The only submarines involved in fighting around Rabaul were U.S. and Japanese, and both sides have accounted for most, if not all, of their subs in the area, said Gary Oakley, a Australian War Memorial curator and a former submariner.

As Rabaul was Japan's major base in the Southwest Pacific for most of the war, most of the submarines in the harbor had been Japanese. Previously known submarine wrecks in the harbor were also Japanese, he said.

"My best guess would be it's a Japanese midget submarine. It doesn't look big enough to be an ocean-going ... submarine," Oakley said after examining indistinct images of the wreck released by the Australian Defense Department.

One- and two-man Japanese midget submarines were transported by ship or larger submarines and used covertly to infiltrate enemy targets including Pearl Harbor in Hawaii and Sydney Harbor.

Such a submarine could have been destroyed by an American air raid or naval bombardment or even scuttled by the Japanese toward the end of the war, Oakley said.

Ray said underwater remote-controlled vehicles with cameras will be used to try to identify the wreck.
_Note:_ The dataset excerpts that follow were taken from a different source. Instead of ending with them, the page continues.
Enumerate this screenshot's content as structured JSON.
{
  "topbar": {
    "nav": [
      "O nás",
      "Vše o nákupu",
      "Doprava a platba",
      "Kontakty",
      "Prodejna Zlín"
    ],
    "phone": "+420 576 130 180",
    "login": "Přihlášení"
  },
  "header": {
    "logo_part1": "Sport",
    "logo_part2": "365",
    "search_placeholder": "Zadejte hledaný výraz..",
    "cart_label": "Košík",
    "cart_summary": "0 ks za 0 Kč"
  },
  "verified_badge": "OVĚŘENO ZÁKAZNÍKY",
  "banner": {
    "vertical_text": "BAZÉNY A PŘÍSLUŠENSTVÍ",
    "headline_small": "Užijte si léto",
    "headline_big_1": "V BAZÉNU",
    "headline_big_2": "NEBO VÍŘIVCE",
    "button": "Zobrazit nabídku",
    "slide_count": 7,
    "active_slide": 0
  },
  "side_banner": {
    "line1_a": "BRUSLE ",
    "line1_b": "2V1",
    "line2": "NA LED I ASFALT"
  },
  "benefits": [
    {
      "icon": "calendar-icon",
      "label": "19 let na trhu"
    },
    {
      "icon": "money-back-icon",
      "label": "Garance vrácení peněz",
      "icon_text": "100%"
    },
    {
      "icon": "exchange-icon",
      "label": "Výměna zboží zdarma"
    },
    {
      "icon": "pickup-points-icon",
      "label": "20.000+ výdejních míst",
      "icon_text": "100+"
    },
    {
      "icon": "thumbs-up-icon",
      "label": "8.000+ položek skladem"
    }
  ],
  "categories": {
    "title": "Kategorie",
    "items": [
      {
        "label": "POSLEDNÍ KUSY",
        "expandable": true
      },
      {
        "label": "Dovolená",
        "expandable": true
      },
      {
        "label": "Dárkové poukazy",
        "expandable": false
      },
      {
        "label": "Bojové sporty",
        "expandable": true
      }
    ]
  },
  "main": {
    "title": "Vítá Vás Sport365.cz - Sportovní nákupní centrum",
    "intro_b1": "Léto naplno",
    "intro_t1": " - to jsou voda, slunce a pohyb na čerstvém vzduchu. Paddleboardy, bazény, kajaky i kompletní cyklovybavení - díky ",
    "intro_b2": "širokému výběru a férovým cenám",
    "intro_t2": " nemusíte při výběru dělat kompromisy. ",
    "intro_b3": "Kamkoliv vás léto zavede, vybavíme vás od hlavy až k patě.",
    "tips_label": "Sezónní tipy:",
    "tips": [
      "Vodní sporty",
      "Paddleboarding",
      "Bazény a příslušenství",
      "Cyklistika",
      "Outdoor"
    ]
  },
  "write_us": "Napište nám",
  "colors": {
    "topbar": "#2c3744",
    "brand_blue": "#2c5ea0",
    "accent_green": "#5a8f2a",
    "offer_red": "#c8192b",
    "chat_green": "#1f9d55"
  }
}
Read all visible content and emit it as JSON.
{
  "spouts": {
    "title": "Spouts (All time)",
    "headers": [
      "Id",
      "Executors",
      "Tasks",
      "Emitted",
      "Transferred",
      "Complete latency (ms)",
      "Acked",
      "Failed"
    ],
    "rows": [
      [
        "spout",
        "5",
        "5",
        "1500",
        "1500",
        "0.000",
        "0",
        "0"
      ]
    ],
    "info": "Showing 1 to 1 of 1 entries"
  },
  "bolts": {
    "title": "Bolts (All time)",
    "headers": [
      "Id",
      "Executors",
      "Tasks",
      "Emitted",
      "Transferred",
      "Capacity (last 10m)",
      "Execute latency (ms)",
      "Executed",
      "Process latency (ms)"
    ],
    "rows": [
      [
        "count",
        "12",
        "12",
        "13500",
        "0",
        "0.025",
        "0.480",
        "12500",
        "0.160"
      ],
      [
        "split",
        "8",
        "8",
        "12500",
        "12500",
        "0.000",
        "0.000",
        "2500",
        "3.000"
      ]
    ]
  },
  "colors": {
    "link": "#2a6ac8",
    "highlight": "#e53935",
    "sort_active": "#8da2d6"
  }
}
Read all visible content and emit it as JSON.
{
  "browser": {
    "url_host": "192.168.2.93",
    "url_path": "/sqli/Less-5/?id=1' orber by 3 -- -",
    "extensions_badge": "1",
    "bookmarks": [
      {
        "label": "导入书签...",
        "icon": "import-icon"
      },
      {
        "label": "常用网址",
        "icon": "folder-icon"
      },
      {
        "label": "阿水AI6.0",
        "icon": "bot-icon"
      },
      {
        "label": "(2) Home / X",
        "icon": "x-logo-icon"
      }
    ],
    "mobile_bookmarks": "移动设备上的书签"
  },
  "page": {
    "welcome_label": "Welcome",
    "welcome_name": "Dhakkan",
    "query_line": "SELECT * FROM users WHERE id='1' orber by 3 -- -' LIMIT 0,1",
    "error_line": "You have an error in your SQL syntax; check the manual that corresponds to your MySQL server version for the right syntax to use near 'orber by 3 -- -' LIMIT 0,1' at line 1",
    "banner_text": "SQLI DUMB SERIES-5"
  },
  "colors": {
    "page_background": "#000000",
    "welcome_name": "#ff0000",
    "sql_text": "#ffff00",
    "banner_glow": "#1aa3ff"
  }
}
Oakley said it could be the first Australian submarine lost in World War I, although that submarine, AE1, was thought to have sunk in another harbor 12 miles (20 kilometers) away.

AE1 became the first Australian naval loss of the war when it sank on Sept. 15, 1914, with the loss of 35 lives. Rabaul was then the capital of the German New Guineau colony, which was quickly lost to the British.